Cricket-Former Australia batsman Slater charged after domestic incident

FILE PHOTO: Australia's Michael Slater rubs his face as he leaves the pitch after going out for LBW during the fourth Ashes test against Australia at Headingly August 16, 2001. DS/NMB/File Photo

MELBOURNE (Reuters) - Former Australia cricketer Michael Slater has admitted himself into care for "health and mental issues" after being charged by police following a report of a domestic violence incident in Sydney.

Slater was taken into custody at a police station in Sydney's northern suburbs on Wednesday and declined to comment to reporters after his release.

“Michael’s got nothing to say, he’s exercising his right to silence,” his lawyer James McLoughlin said.

New South Wales (NSW) police said they had started an investigation on Tuesday into reports of a domestic violence incident last week.

"Following inquiries, detectives attended a home at Manly about 9:20 a.m. and spoke with a 51-year-old man. He has since been arrested and taken to Manly police station," NSW Police said in a statement.

"He was ... charged with use (of a) carriage service to menace/harass/offend and stalk/intimidate."

Slater's manager Sean Anderson said his client was suffering health problems.
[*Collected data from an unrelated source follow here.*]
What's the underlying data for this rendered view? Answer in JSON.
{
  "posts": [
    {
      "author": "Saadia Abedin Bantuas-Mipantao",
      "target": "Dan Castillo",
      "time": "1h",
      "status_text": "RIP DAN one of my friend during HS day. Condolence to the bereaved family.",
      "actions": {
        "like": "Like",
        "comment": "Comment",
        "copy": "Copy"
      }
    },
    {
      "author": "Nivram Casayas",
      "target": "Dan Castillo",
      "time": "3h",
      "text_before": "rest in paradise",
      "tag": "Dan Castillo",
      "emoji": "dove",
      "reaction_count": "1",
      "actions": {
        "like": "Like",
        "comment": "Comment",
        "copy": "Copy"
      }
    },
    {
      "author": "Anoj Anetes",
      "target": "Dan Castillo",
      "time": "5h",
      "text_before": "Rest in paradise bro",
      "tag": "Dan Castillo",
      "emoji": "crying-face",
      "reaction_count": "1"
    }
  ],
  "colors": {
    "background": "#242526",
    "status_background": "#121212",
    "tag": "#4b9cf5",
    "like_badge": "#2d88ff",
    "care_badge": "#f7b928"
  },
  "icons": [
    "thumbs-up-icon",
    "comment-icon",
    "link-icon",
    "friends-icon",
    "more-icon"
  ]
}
"Michael has been privately battling health and mental issues for some time now," he told Reuters in a text message.

"He has now admitted himself into care in order to continue his treatment.
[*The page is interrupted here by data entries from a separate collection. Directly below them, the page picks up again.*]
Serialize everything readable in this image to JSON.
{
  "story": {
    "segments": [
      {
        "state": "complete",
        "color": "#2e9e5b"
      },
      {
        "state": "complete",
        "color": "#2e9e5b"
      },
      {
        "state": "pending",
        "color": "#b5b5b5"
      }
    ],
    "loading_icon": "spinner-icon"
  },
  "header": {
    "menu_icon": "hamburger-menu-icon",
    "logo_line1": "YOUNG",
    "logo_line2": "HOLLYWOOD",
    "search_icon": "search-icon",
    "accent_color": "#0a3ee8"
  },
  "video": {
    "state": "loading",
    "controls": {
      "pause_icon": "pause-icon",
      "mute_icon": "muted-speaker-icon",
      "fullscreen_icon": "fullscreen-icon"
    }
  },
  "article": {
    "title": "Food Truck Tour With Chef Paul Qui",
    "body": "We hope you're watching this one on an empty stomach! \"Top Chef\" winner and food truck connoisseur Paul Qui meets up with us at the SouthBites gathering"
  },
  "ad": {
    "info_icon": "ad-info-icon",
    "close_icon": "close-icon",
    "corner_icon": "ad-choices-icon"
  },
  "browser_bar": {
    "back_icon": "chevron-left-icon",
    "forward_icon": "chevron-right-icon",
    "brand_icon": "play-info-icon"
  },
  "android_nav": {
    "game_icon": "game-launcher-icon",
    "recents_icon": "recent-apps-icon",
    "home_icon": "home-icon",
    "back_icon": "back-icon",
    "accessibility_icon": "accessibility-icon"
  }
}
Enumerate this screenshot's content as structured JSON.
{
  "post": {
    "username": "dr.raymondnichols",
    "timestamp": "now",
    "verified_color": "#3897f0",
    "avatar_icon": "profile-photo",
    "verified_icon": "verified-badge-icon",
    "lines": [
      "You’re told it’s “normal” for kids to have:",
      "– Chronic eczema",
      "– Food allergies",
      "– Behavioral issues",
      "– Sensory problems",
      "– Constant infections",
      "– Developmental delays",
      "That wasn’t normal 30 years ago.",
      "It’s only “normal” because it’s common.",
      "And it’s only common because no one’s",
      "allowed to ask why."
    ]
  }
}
"He is also receiving legal advice in relation to today's charges."

Opening batter Slater played 74 tests from 1993-2001 and 42 one-day internationals before becoming a fixture on Australian TV screens as a cricket commentator for 15 years.

Slater was dumped from the Seven Network's cricket commentary team last month after three years with the Australian broadcaster.

The 51-year-old caused controversy in May after a furious tirade against Australian Prime Minister Scott Morrison on social media.

Slater said Morrison had "blood on (his) hands" after the government temporarily banned Australians from returning home from India as the Asian nation battled a major COVID-19 outbreak.